Three EC2 instances are deployed in a VPC. Instances 1 and 2 are reachable from the internet; Instance 3 is not. The task: identify what’s different about Instance 3 and fix it.

Step 1: Check the Security Group

The first thing I did was inspect the security group attached to Instance 3 to see what inbound and outbound rules were configured.

The security group rules looked correct — SSH and ICMP were allowed inbound, and outbound was open. So the security group wasn’t the problem.

Step 2: Check the Subnet NACL

Next, I looked at the Network ACL (NACL) for the subnet Instance 3 was placed in.

The NACL was missing rules for SSH and ICMP inbound, and had a restrictive outbound rule. I edited the NACL to:

  • Allow inbound SSH (port 22) and ICMP from anywhere
  • Allow all outbound traffic

Step 3: Assign a Public IP Address

With the NACL fixed, I still needed to test connectivity — but Instance 3 only had a private IP address. I allocated an Elastic IP and associated it with the instance:

  1. In the EC2 console, select the instance → ActionsNetworkingManage IP Addresses
  2. Click the link to Allocate Elastic IP address
  3. Allocate the IP, then associate it with Instance 3

Step 4: Fix the Route Table

I tried pinging the instance but still got no response. With help from the walkthrough video, I spotted the real issue: the subnet’s route table had no route to an internet gateway.

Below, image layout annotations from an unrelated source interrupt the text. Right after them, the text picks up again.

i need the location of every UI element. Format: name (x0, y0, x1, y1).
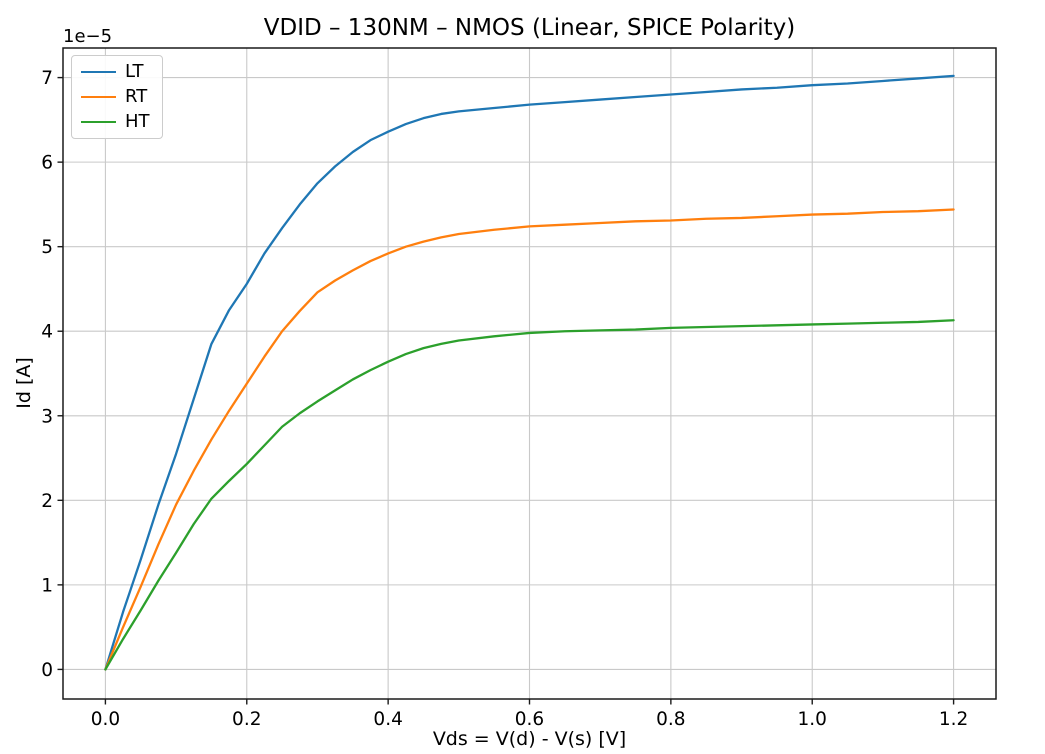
series-line-lt (104, 74, 955, 671)
x-axis-label: Vds = V(d) - V(s) [V] (432, 728, 627, 750)
x-tick-label: 1.0 (798, 709, 827, 730)
y-tick-label: 2 (41, 491, 53, 512)
x-tick-label: 0.2 (232, 709, 261, 730)
axis-ticks (57, 76, 955, 705)
legend-item: LT (81, 63, 150, 81)
y-tick-label: 0 (41, 660, 53, 681)
legend-line-sample-rt (81, 96, 116, 98)
x-tick-label: 0.4 (373, 709, 402, 730)
x-tick-label: 1.2 (939, 709, 968, 730)
y-tick-label: 4 (41, 322, 53, 343)
legend: LT RT HT (71, 55, 163, 139)
x-tick-label: 0.8 (656, 709, 685, 730)
series-line-rt (104, 208, 955, 671)
legend-label: HT (125, 111, 150, 132)
legend-label: LT (125, 61, 144, 82)
legend-item: HT (81, 113, 150, 131)
series-line-ht (104, 319, 955, 671)
y-tick-label: 5 (41, 237, 53, 258)
x-tick-label: 0.6 (515, 709, 544, 730)
y-tick-label: 3 (41, 406, 53, 427)
legend-label: RT (125, 86, 148, 107)
y-axis-label: Id [A] (13, 357, 35, 409)
y-tick-label: 6 (41, 153, 53, 174)
y-tick-label: 7 (41, 68, 53, 89)
tick-labels: 0.0 0.2 0.4 0.6 0.8 1.0 1.2 0 1 2 3 4 5 6 7 (41, 68, 968, 730)
legend-item: RT (81, 88, 150, 106)
chart-title: VDID – 130NM – NMOS (Linear, SPICE Polar… (263, 15, 796, 41)
legend-line-sample-ht (81, 121, 116, 123)
x-tick-label: 0.0 (91, 709, 120, 730)
y-tick-label: 1 (41, 575, 53, 596)
legend-line-sample-lt (81, 71, 116, 73)
y-axis-offset-label: 1e−5 (63, 26, 113, 47)
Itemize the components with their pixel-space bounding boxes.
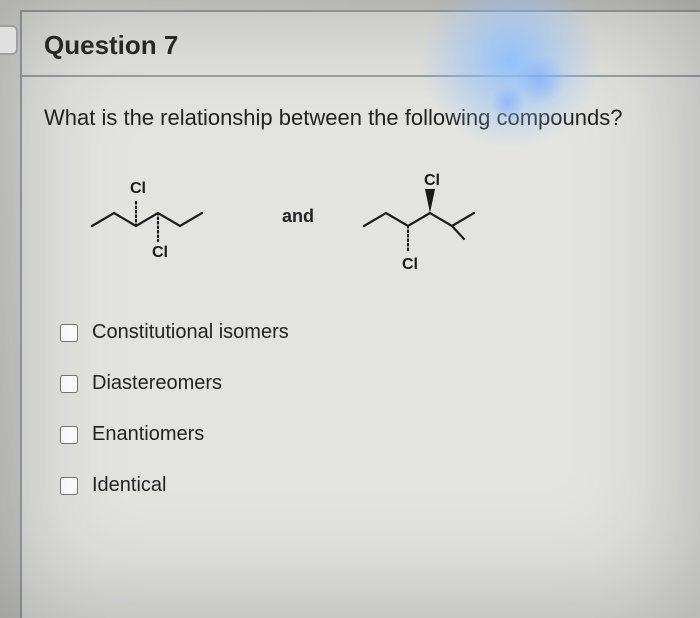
options-list: Constitutional isomers Diastereomers Ena… [22, 281, 700, 497]
molecule-right: Cl Cl [354, 171, 514, 271]
question-title: Question 7 [44, 30, 178, 60]
checkbox-constitutional[interactable] [60, 324, 78, 342]
option-label: Enantiomers [92, 423, 204, 446]
option-identical: Identical [60, 474, 678, 497]
option-label: Constitutional isomers [92, 321, 289, 344]
option-enantiomers: Enantiomers [60, 423, 678, 446]
option-constitutional: Constitutional isomers [60, 321, 678, 344]
option-diastereomers: Diastereomers [60, 372, 678, 395]
option-label: Identical [92, 474, 167, 497]
and-label: and [282, 206, 314, 227]
checkbox-diastereomers[interactable] [60, 375, 78, 393]
question-header: Question 7 [22, 12, 700, 77]
svg-text:Cl: Cl [130, 180, 146, 197]
question-panel: Question 7 What is the relationship betw… [20, 10, 700, 618]
svg-text:Cl: Cl [152, 244, 168, 261]
svg-text:Cl: Cl [424, 172, 440, 189]
question-prompt: What is the relationship between the fol… [22, 77, 700, 141]
svg-text:Cl: Cl [402, 256, 418, 271]
checkbox-identical[interactable] [60, 477, 78, 495]
option-label: Diastereomers [92, 372, 222, 395]
molecule-left: Cl Cl [82, 171, 242, 271]
left-tab-icon [0, 25, 18, 55]
figure-row: Cl Cl and Cl Cl [22, 141, 700, 281]
checkbox-enantiomers[interactable] [60, 426, 78, 444]
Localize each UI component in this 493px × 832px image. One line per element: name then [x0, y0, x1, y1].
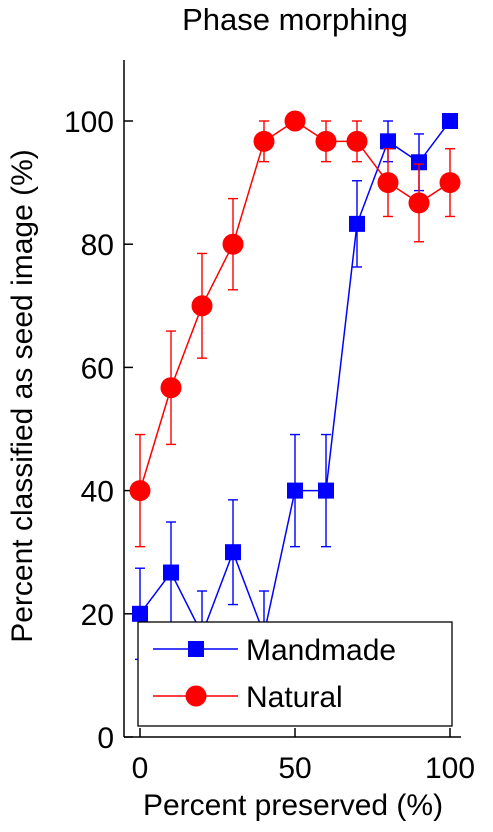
legend: Mandmade Natural: [138, 622, 452, 726]
y-tick-label: 20: [81, 599, 114, 632]
x-axis-label: Percent preserved (%): [143, 789, 443, 822]
data-point: [316, 131, 337, 152]
y-tick-label: 80: [81, 229, 114, 262]
data-point: [380, 133, 396, 149]
data-point: [254, 131, 275, 152]
data-point: [318, 483, 334, 499]
y-tick-label: 40: [81, 476, 114, 509]
legend-marker: [188, 641, 204, 657]
series-mandmade: [132, 113, 458, 677]
data-point: [132, 606, 148, 622]
chart-title: Phase morphing: [182, 2, 408, 37]
data-point: [442, 113, 458, 129]
data-point: [440, 172, 461, 193]
data-point: [285, 111, 306, 132]
data-point: [130, 480, 151, 501]
x-tick-label: 50: [278, 752, 311, 785]
data-point: [192, 295, 213, 316]
legend-label: Mandmade: [246, 634, 396, 667]
data-point: [163, 565, 179, 581]
data-point: [225, 544, 241, 560]
y-tick-label: 0: [97, 722, 114, 755]
legend-label: Natural: [246, 681, 343, 714]
y-axis-label: Percent classified as seed image (%): [6, 149, 39, 643]
data-point: [378, 172, 399, 193]
legend-marker: [186, 686, 207, 707]
data-point: [347, 131, 368, 152]
data-point: [349, 216, 365, 232]
x-tick-label: 100: [425, 752, 475, 785]
data-point: [409, 192, 430, 213]
series-layer: [130, 111, 461, 678]
y-tick-label: 60: [81, 352, 114, 385]
x-tick-label: 0: [132, 752, 149, 785]
data-point: [161, 377, 182, 398]
series-line: [140, 121, 450, 634]
data-point: [223, 234, 244, 255]
y-tick-label: 100: [64, 106, 114, 139]
data-point: [287, 483, 303, 499]
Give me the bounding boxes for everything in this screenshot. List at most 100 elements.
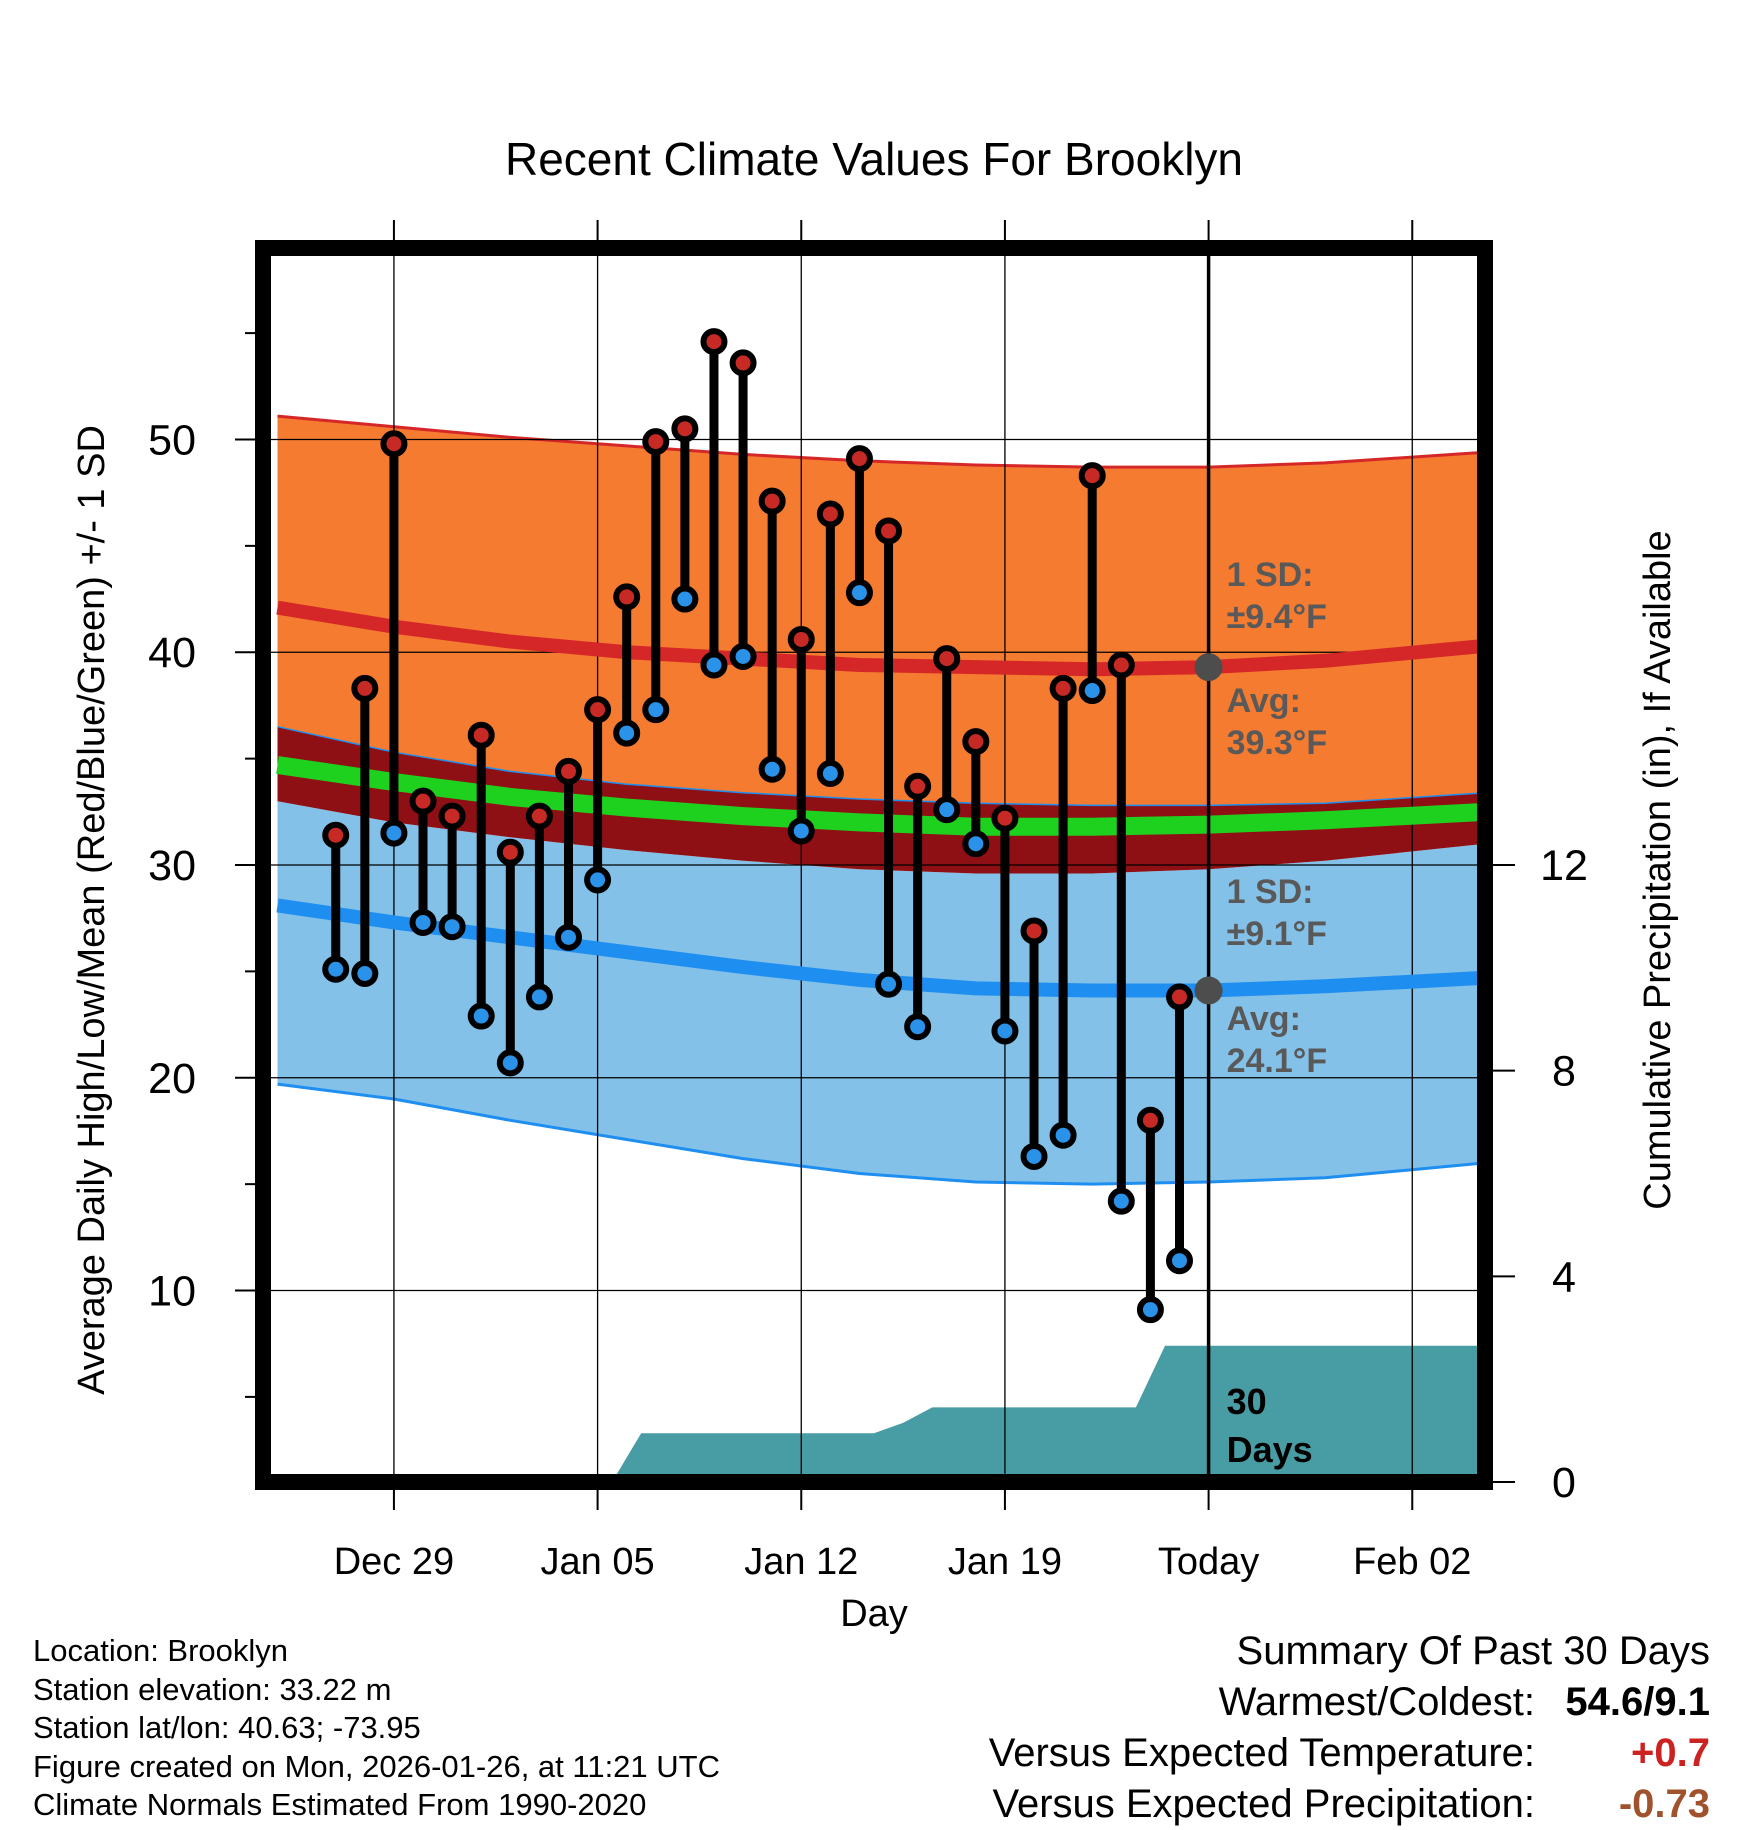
normals-text: Climate Normals Estimated From 1990-2020 (33, 1787, 647, 1822)
obs-high-point (555, 757, 582, 785)
summary-panel: Summary Of Past 30 Days Warmest/Coldest:… (989, 1626, 1710, 1830)
obs-high-point (933, 645, 961, 673)
obs-low-point (1107, 1187, 1135, 1215)
precip-vs-expected-label: Versus Expected Precipitation: (992, 1782, 1535, 1826)
today-high-avg-marker (1194, 653, 1223, 682)
obs-high-point (962, 728, 990, 756)
obs-low-point (700, 651, 728, 679)
obs-low-point (671, 585, 699, 613)
low-avg-value: 24.1°F (1227, 1042, 1328, 1080)
chart-title: Recent Climate Values For Brooklyn (505, 133, 1243, 185)
x-tick-label: Jan 12 (744, 1541, 858, 1583)
obs-high-point (816, 500, 844, 528)
high-avg-label: Avg: (1227, 682, 1301, 720)
low-sd-value: ±9.1°F (1227, 915, 1327, 953)
obs-low-point (933, 796, 961, 824)
obs-low-point (351, 960, 379, 988)
precip-days-label: Days (1227, 1429, 1313, 1470)
warmest-coldest-row: Warmest/Coldest: 54.6/9.1 (989, 1677, 1710, 1728)
obs-high-point (700, 328, 728, 356)
mean-avg-line (276, 756, 1485, 836)
obs-low-point (584, 866, 612, 894)
obs-low-point (525, 983, 553, 1011)
obs-low-point (787, 817, 815, 845)
obs-high-point (613, 583, 641, 611)
x-tick-label: Dec 29 (334, 1541, 454, 1583)
obs-low-point (438, 913, 466, 941)
warmest-coldest-label: Warmest/Coldest: (1218, 1680, 1535, 1724)
obs-low-point (1020, 1142, 1048, 1170)
low-sd-label: 1 SD: (1227, 873, 1314, 911)
obs-low-point (845, 579, 873, 607)
obs-high-point (845, 445, 873, 473)
plot-area: 1 SD: ±9.4°F Avg: 39.3°F 1 SD: ±9.1°F Avg: 24.1… (263, 248, 1485, 1482)
plot-frame (255, 240, 1493, 1490)
obs-high-point (1136, 1106, 1164, 1134)
temp-vs-expected-label: Versus Expected Temperature: (988, 1731, 1535, 1775)
obs-low-point (380, 819, 408, 847)
obs-low-point (758, 755, 786, 783)
obs-low-point (729, 642, 757, 670)
y2-tick-label: 0 (1552, 1459, 1576, 1507)
obs-low-point (962, 830, 990, 858)
y-tick-label: 50 (148, 416, 196, 464)
x-axis-label: Day (840, 1593, 908, 1635)
precip-days-number: 30 (1227, 1381, 1267, 1422)
high-sd-label: 1 SD: (1227, 556, 1314, 594)
obs-low-point (1049, 1121, 1077, 1149)
latlon-text: Station lat/lon: 40.63; -73.95 (33, 1710, 421, 1745)
obs-high-point (380, 430, 408, 458)
obs-low-point (1166, 1247, 1193, 1275)
obs-high-point (729, 349, 757, 377)
temp-vs-expected-row: Versus Expected Temperature: +0.7 (989, 1728, 1710, 1779)
obs-high-point (671, 415, 699, 443)
obs-high-point (875, 517, 903, 545)
obs-high-point (787, 625, 815, 653)
temp-vs-expected-value: +0.7 (1631, 1731, 1710, 1775)
obs-high-point (1049, 674, 1077, 702)
summary-title: Summary Of Past 30 Days (1236, 1629, 1710, 1673)
x-tick-label: Jan 05 (541, 1541, 655, 1583)
created-text: Figure created on Mon, 2026-01-26, at 11… (33, 1748, 720, 1784)
y2-tick-label: 4 (1552, 1253, 1576, 1301)
obs-high-point (758, 487, 786, 515)
obs-low-point (991, 1017, 1019, 1045)
x-tick-label: Jan 19 (948, 1541, 1062, 1583)
obs-high-point (409, 787, 437, 815)
obs-high-point (525, 802, 553, 830)
obs-high-point (642, 428, 670, 456)
obs-low-point (816, 760, 844, 788)
obs-low-point (904, 1013, 932, 1041)
precip-vs-expected-row: Versus Expected Precipitation: -0.73 (989, 1779, 1710, 1830)
y2-tick-label: 8 (1552, 1048, 1576, 1096)
obs-high-point (1166, 983, 1193, 1011)
obs-high-point (322, 821, 350, 849)
obs-low-point (1136, 1296, 1164, 1324)
y2-tick-label: 12 (1540, 842, 1588, 890)
obs-low-point (555, 923, 582, 951)
low-avg-line (276, 898, 1485, 998)
obs-low-point (409, 908, 437, 936)
obs-low-point (613, 719, 641, 747)
high-lower-edge (277, 725, 1485, 807)
obs-high-point (904, 772, 932, 800)
y-axis-label: Average Daily High/Low/Mean (Red/Blue/Gr… (71, 425, 113, 1395)
low-lower-line (277, 1082, 1485, 1186)
obs-high-point (1107, 651, 1135, 679)
obs-low-point (467, 1002, 495, 1030)
y-tick-label: 10 (148, 1268, 196, 1316)
station-info: Location: Brooklyn Station elevation: 33… (33, 1632, 720, 1825)
obs-high-point (1020, 917, 1048, 945)
x-tick-label: Today (1158, 1541, 1259, 1583)
obs-high-point (1078, 462, 1106, 490)
obs-high-point (467, 721, 495, 749)
y-tick-label: 20 (148, 1055, 196, 1103)
obs-high-point (991, 804, 1019, 832)
y2-axis-label: Cumulative Precipitation (in), If Availa… (1637, 530, 1679, 1209)
precip-area (263, 1345, 1485, 1482)
obs-high-point (351, 674, 379, 702)
x-tick-label: Feb 02 (1353, 1541, 1471, 1583)
y-tick-label: 40 (148, 629, 196, 677)
obs-low-point (1078, 677, 1106, 705)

Instances 1 and 2 were in subnets whose route tables had a 0.0.0.0/0 route pointing to an IGW. Instance 3’s subnet was associated with the wrong route table — one without that default route.

I updated the route table association:

  • Navigate to VPCRoute Tables
  • Select the route table for Instance 3’s subnet
  • Edit the association and switch it to the public route table (the one with the IGW route)

Step 5: Verify Connectivity

After updating the route table, I pinged the Elastic IP:

ping <elastic-ip-address>

And it responded. Problem solved!

Conclusion

My troubleshooting thought process was to compare Instance 3 against Instances 1 and 2 at each layer of the network stack:

  1. Security Group — checked first, was fine
  2. Network ACL — missing SSH/ICMP rules, fixed
  3. Public IP — missing, allocated an Elastic IP
  4. Route Table — the real culprit, no IGW route

The key lesson: for any EC2 instance to communicate with the internet, all four pieces need to be in place — security group rules, NACL rules, a public IP, and a route table entry pointing to an internet gateway. Missing any one of them breaks connectivity.